• Tidak ada hasil yang ditemukan

BAB II KAJIAN PUSTAKA

2.6 Peran Leukosit pada Luaran Stroke Hemoragik

Pengertian leukosit adalah kelompok sel-sel darah putih berinti yang terdiri dari granulosit dan non granulosit (limfosit dan monosit). Sedangkan granulsit dibedakan menjadi tiga jenis, yaitu neutrofil, eosinofil dan basofil. Fungsi leukosit dalam garis besarnya dibagi menjadi dua, yaitu fungsi defensif dan reparatif. Fungsi defensif adalah fungsi mempertahankan tubuh terhadap benda-benda asing termasuk kuman-kuman penyebab penyakit infeksi. Leukosit yang memegang peranan dalam hal ini adalah monosit yang memfagosit benda- benda asing yang berukuran besar (makrofag), neutrofil yang memfagosit benda- benda asing yang berukuran kecil (mikrofag), limfosit yang membentuk antibodi, disamping plasma sel. Sedangkan fungsi reparatif adalah fungsi yang memperbaiki atau mencegah terjadinya kerusakan, terutama kerusakan vaskuler. Leukosit yang memegang peranan utama dalam hal ini adalah basofil yang menghasilkan heparin. Adanya heparin ini, pembentukan trombus pembuluh darah dapat dicegah. Adapun fungsi eosinofil belum diketahui secara pasti dan jumlahnya akan meningkat pada keadaan alergi dan infeksi parasit seperti cacing (Baratawidjaja, 2006).

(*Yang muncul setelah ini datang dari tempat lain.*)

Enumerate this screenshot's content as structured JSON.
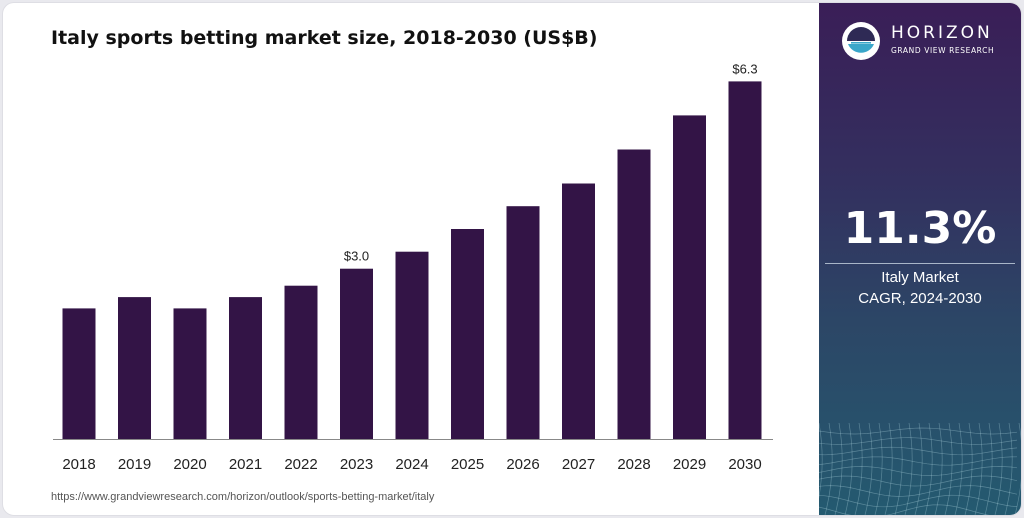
{
  "title": "Italy sports betting market size, 2018-2030 (US$B)",
  "source": "https://www.grandviewresearch.com/horizon/outlook/sports-betting-market/italy",
  "brand": {
    "name": "HORIZON",
    "subtitle": "GRAND VIEW RESEARCH",
    "logo_icon": "sun-over-water-icon"
  },
  "cagr": {
    "value": "11.3%",
    "line1": "Italy Market",
    "line2": "CAGR, 2024-2030"
  },
  "colors": {
    "bar": "#331446",
    "axis": "#888888",
    "logo_circle": "#ffffff",
    "logo_water": "#3aa6c9"
  },
  "chart_data": {
    "type": "bar",
    "categories": [
      "2018",
      "2019",
      "2020",
      "2021",
      "2022",
      "2023",
      "2024",
      "2025",
      "2026",
      "2027",
      "2028",
      "2029",
      "2030"
    ],
    "values": [
      2.3,
      2.5,
      2.3,
      2.5,
      2.7,
      3.0,
      3.3,
      3.7,
      4.1,
      4.5,
      5.1,
      5.7,
      6.3
    ],
    "data_labels": [
      {
        "index": 5,
        "text": "$3.0"
      },
      {
        "index": 12,
        "text": "$6.3"
      }
    ],
    "ylim": [
      0,
      6.5
    ],
    "grid": false,
    "xlabel": "",
    "ylabel": ""
  }
}
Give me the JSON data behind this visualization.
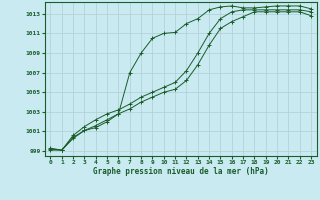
{
  "xlabel": "Graphe pression niveau de la mer (hPa)",
  "xlim": [
    -0.5,
    23.5
  ],
  "ylim": [
    998.5,
    1014.2
  ],
  "yticks": [
    999,
    1001,
    1003,
    1005,
    1007,
    1009,
    1011,
    1013
  ],
  "xticks": [
    0,
    1,
    2,
    3,
    4,
    5,
    6,
    7,
    8,
    9,
    10,
    11,
    12,
    13,
    14,
    15,
    16,
    17,
    18,
    19,
    20,
    21,
    22,
    23
  ],
  "background_color": "#c8eaf0",
  "grid_color": "#b0ccd4",
  "line_color": "#1a5c2a",
  "series": [
    [
      999.2,
      999.1,
      1000.4,
      1001.1,
      1001.4,
      1002.0,
      1002.8,
      1007.0,
      1009.0,
      1010.5,
      1011.0,
      1011.1,
      1012.0,
      1012.5,
      1013.4,
      1013.7,
      1013.8,
      1013.6,
      1013.6,
      1013.7,
      1013.8,
      1013.8,
      1013.8,
      1013.5
    ],
    [
      999.3,
      999.1,
      1000.6,
      1001.5,
      1002.2,
      1002.8,
      1003.2,
      1003.8,
      1004.5,
      1005.0,
      1005.5,
      1006.0,
      1007.2,
      1009.0,
      1011.0,
      1012.5,
      1013.2,
      1013.4,
      1013.4,
      1013.4,
      1013.4,
      1013.4,
      1013.4,
      1013.2
    ],
    [
      999.1,
      999.1,
      1000.3,
      1001.1,
      1001.6,
      1002.2,
      1002.8,
      1003.3,
      1004.0,
      1004.5,
      1005.0,
      1005.3,
      1006.2,
      1007.8,
      1009.8,
      1011.5,
      1012.2,
      1012.7,
      1013.2,
      1013.2,
      1013.2,
      1013.2,
      1013.2,
      1012.8
    ]
  ]
}
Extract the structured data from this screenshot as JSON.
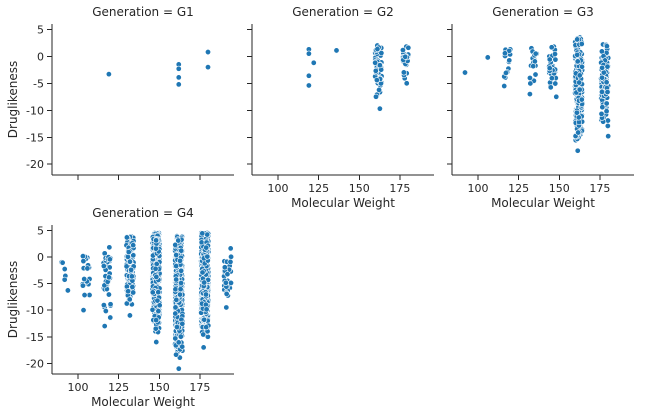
{
  "chart_data": {
    "type": "scatter",
    "facet_variable": "Generation",
    "xlabel": "Molecular Weight",
    "ylabel": "Druglikeness",
    "xlim": [
      84,
      196
    ],
    "ylim": [
      -22,
      6
    ],
    "x_ticks": [
      100,
      125,
      150,
      175
    ],
    "y_ticks": [
      5,
      0,
      -5,
      -10,
      -15,
      -20
    ],
    "grid": false,
    "point_color": "#1f77b4",
    "panels": [
      {
        "title": "Generation = G1",
        "clusters": [
          {
            "x": 119,
            "ys": [
              -3.3
            ]
          },
          {
            "x": 162,
            "ys": [
              -1.5,
              -2.3,
              -3.9,
              -5.2
            ]
          },
          {
            "x": 180,
            "ys": [
              0.8,
              -2.0
            ]
          }
        ]
      },
      {
        "title": "Generation = G2",
        "clusters": [
          {
            "x": 119,
            "ys": [
              1.3,
              0.5,
              -3.6,
              -5.4
            ]
          },
          {
            "x": 122,
            "ys": [
              -1.2
            ]
          },
          {
            "x": 136,
            "ys": [
              1.1
            ]
          },
          {
            "x": 162,
            "ymin": -9.7,
            "ymax": 2.0,
            "n": 55
          },
          {
            "x": 178,
            "ymin": -5.0,
            "ymax": 1.8,
            "n": 25
          }
        ]
      },
      {
        "title": "Generation = G3",
        "clusters": [
          {
            "x": 92,
            "ys": [
              -3.0
            ]
          },
          {
            "x": 106,
            "ys": [
              -0.2
            ]
          },
          {
            "x": 118,
            "ymin": -5.5,
            "ymax": 1.3,
            "n": 14
          },
          {
            "x": 134,
            "ymin": -7.0,
            "ymax": 1.5,
            "n": 18
          },
          {
            "x": 146,
            "ymin": -7.5,
            "ymax": 1.8,
            "n": 30
          },
          {
            "x": 162,
            "ymin": -17.5,
            "ymax": 3.5,
            "n": 260
          },
          {
            "x": 178,
            "ymin": -14.8,
            "ymax": 2.2,
            "n": 120
          }
        ]
      },
      {
        "title": "Generation = G4",
        "clusters": [
          {
            "x": 92,
            "ymin": -6.3,
            "ymax": -1.0,
            "n": 6
          },
          {
            "x": 105,
            "ymin": -10.0,
            "ymax": 0.2,
            "n": 22
          },
          {
            "x": 118,
            "ymin": -13.0,
            "ymax": 1.8,
            "n": 40
          },
          {
            "x": 132,
            "ymin": -11.0,
            "ymax": 3.8,
            "n": 150
          },
          {
            "x": 148,
            "ymin": -16.0,
            "ymax": 4.5,
            "n": 450
          },
          {
            "x": 162,
            "ymin": -21.0,
            "ymax": 3.9,
            "n": 520
          },
          {
            "x": 178,
            "ymin": -17.0,
            "ymax": 4.5,
            "n": 520
          },
          {
            "x": 192,
            "ymin": -9.5,
            "ymax": 1.6,
            "n": 30
          }
        ]
      }
    ]
  }
}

Sel-sel polimorfonuklear dan monosit dalam keadaan normal hanya dibentuk di dalam sumsum tulang. Sebaliknya sel-sel limfosit dan sel-sel plasma diproduksi dalam bermacam-macam organ limfoid termasuk kelenjar limfe, limpa, timus, tonsil dan sel-sel limfoid yang lain didalam sumsum tulang, usus dan sebagainya. Sel-sel darah putih yang dibentuk dalam sumsum tulang, terutama granulosit akan disimpan didalam sistem sirkulasi. Kemudian bila

kebutuhannya meningkat, maka granulosit akan dilepas. Keadaan normal, granulosit yang bersirkulasi didalam seluruh aliran darah kira-kira tiga kali daripada jumlah granulosit yang disimpan dalam sumsum tulang. Jumlah ini sesuai dengan persediaan granulosit selama enam hari (Guyton dan Hall, 1997).

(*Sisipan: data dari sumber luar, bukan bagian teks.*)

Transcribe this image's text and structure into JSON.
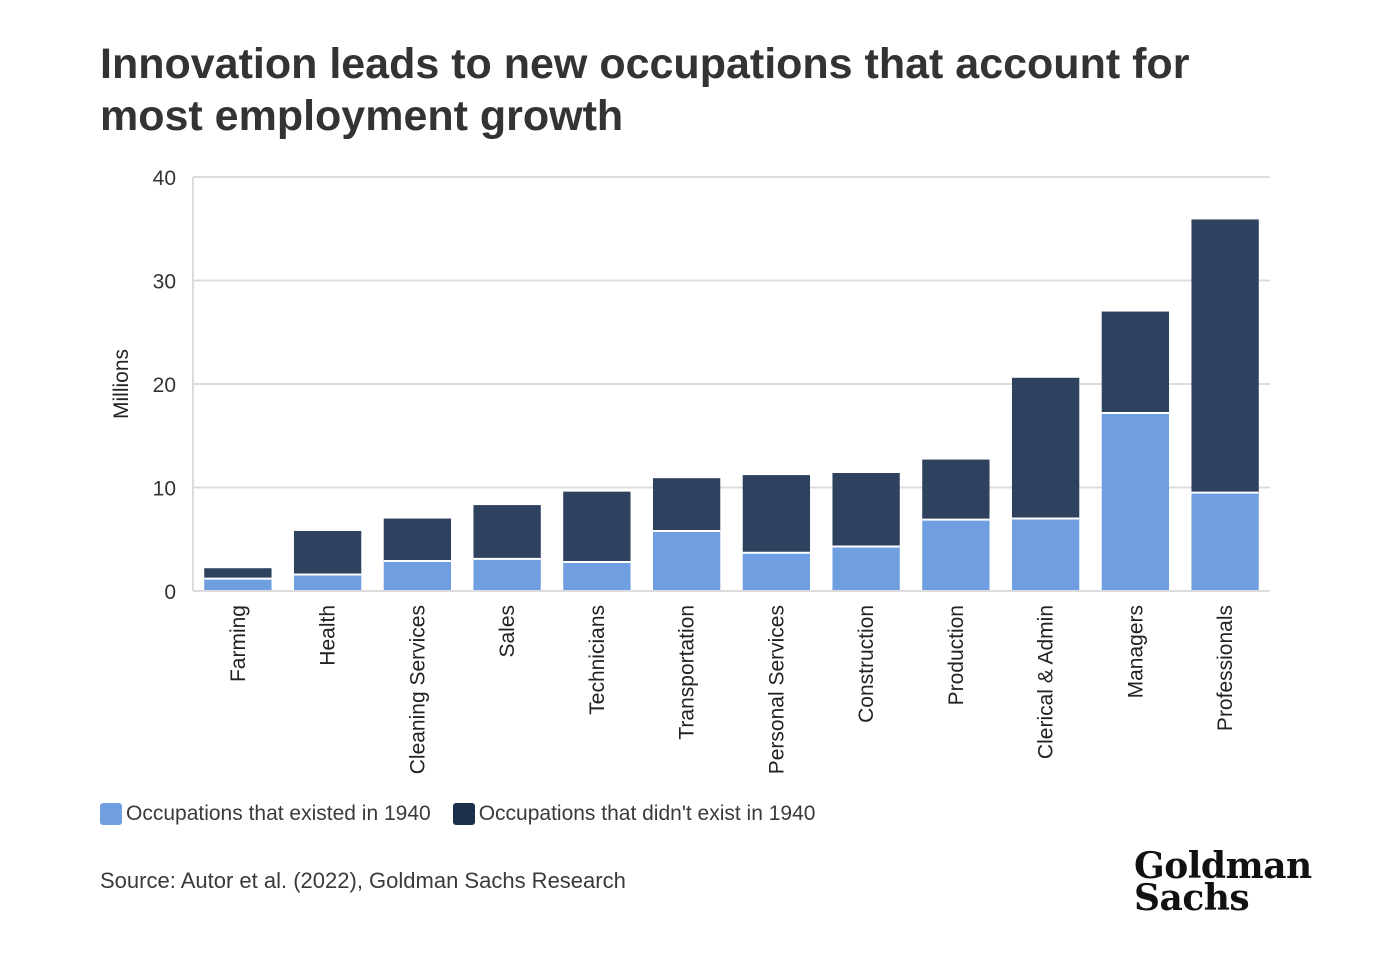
{
  "title": "Innovation leads to new occupations that account for most employment growth",
  "source": "Source: Autor et al. (2022), Goldman Sachs Research",
  "logo": {
    "line1": "Goldman",
    "line2": "Sachs"
  },
  "colors": {
    "existed": "#6f9fe0",
    "new": "#2e4260",
    "grid": "#dcdcdc",
    "axis": "#333333"
  },
  "legend": [
    {
      "label": "Occupations that existed in 1940",
      "color": "#6f9fe0"
    },
    {
      "label": "Occupations that didn't exist in 1940",
      "color": "#1e2f4a"
    }
  ],
  "chart_data": {
    "type": "bar",
    "stacked": true,
    "ylabel": "Millions",
    "ylim": [
      0,
      40
    ],
    "yticks": [
      0,
      10,
      20,
      30,
      40
    ],
    "grid": true,
    "legend_position": "bottom-left",
    "categories": [
      "Farming",
      "Health",
      "Cleaning Services",
      "Sales",
      "Technicians",
      "Transportation",
      "Personal Services",
      "Construction",
      "Production",
      "Clerical & Admin",
      "Managers",
      "Professionals"
    ],
    "series": [
      {
        "name": "Occupations that existed in 1940",
        "values": [
          1.2,
          1.6,
          2.9,
          3.1,
          2.8,
          5.8,
          3.7,
          4.3,
          6.9,
          7.0,
          17.2,
          9.5
        ]
      },
      {
        "name": "Occupations that didn't exist in 1940",
        "values": [
          1.0,
          4.2,
          4.1,
          5.2,
          6.8,
          5.1,
          7.5,
          7.1,
          5.8,
          13.6,
          9.8,
          26.4
        ]
      }
    ]
  }
}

Leukosit berperan baik pada proses inflamasi akut maupun kronik. Jenis leukosit yang berperan dalam hal ini adalah neutrofil sehingga jumlahnya meningkat pada fase akut. Neutrofil yang sudah dikerahkan di jaringan akan diaktifkan dan melepas produk-produk yang toksik. Proses inflamasi akan berjalan sampai antigen dapat disingkirkan. Hal tersebut pada umumnya terjadi cepat berupa inflamasi akut yang berlangsung beberapa jam sampai hari. Bila inflamasi terkontrol, neutrofil tidak dikerahkan lagi dan berdegenerasi. Bila penyebab inflamasi tidak dapat disingkirkan atau terjadi pajanan berulang-ulang dengan antigen, akan terjadi inflamasi kronik yang dapat merusak jaringan dan kehilangan fungsi. Selanjutnya dikerahkan sel mononuklear seperti monosit, makrofag, limfosit dan sel plasma yang memberikan gambaran patologik dari inflamasi kronik (Baratawidjaja, 2006).

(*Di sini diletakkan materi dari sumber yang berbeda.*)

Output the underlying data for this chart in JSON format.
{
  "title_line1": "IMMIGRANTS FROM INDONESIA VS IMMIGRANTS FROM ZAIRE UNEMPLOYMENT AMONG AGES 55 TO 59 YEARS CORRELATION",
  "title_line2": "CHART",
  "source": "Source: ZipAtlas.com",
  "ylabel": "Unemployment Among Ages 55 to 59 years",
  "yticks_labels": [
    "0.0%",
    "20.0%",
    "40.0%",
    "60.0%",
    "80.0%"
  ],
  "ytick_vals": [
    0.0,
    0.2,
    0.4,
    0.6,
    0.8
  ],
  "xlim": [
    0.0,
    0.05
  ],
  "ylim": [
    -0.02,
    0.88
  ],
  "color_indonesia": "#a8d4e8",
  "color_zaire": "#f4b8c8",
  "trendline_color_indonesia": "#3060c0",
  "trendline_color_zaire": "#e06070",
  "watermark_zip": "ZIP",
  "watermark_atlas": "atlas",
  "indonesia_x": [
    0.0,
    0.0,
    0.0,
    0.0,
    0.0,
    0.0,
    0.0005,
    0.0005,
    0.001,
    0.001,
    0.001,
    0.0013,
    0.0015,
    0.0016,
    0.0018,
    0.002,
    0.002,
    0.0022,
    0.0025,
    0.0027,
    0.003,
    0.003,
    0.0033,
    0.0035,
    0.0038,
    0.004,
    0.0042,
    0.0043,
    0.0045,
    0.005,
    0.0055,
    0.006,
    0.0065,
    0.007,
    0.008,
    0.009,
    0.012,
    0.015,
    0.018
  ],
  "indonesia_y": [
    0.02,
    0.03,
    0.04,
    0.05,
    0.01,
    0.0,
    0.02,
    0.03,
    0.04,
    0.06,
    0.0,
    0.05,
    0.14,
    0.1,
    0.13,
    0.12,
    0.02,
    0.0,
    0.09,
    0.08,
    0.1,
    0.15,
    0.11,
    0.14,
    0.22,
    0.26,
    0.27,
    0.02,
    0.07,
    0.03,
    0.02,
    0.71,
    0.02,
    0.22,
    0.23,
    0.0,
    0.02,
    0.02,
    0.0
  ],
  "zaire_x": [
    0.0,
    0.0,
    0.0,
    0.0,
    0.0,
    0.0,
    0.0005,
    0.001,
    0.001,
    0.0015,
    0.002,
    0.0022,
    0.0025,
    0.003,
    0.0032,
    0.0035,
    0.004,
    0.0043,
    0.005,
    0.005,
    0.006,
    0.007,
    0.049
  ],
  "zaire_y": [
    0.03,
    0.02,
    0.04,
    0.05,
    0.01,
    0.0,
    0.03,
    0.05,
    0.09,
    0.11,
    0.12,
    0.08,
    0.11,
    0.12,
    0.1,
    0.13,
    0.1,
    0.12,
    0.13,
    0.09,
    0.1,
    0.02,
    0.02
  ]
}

Stroke hemoragik merupakan penyakit serius yang memberikan angka sebesar 45% dalam 30 hari. Duapuluh persen dari penderita dapat kembali ke fungsi independen dalam 6 bulan. Peranan inflamasi pada patofisiologi stroke hemoragik telah banyak dikenal. Beberapa studi klinis telah mendemonstrasikan hubungan antara petanda inflamasi dan luaran setelah stroke hemoragik. Aktivasi dari respon inflamasi yang diukur sebagai perubahan jumlah leukosit perifer telah

dapat dianalisis dan penilaian mortalitas dan luaran fungsional setelah stroke hemoragik telah dapat ditentukan (Agnihotri et al., 2011).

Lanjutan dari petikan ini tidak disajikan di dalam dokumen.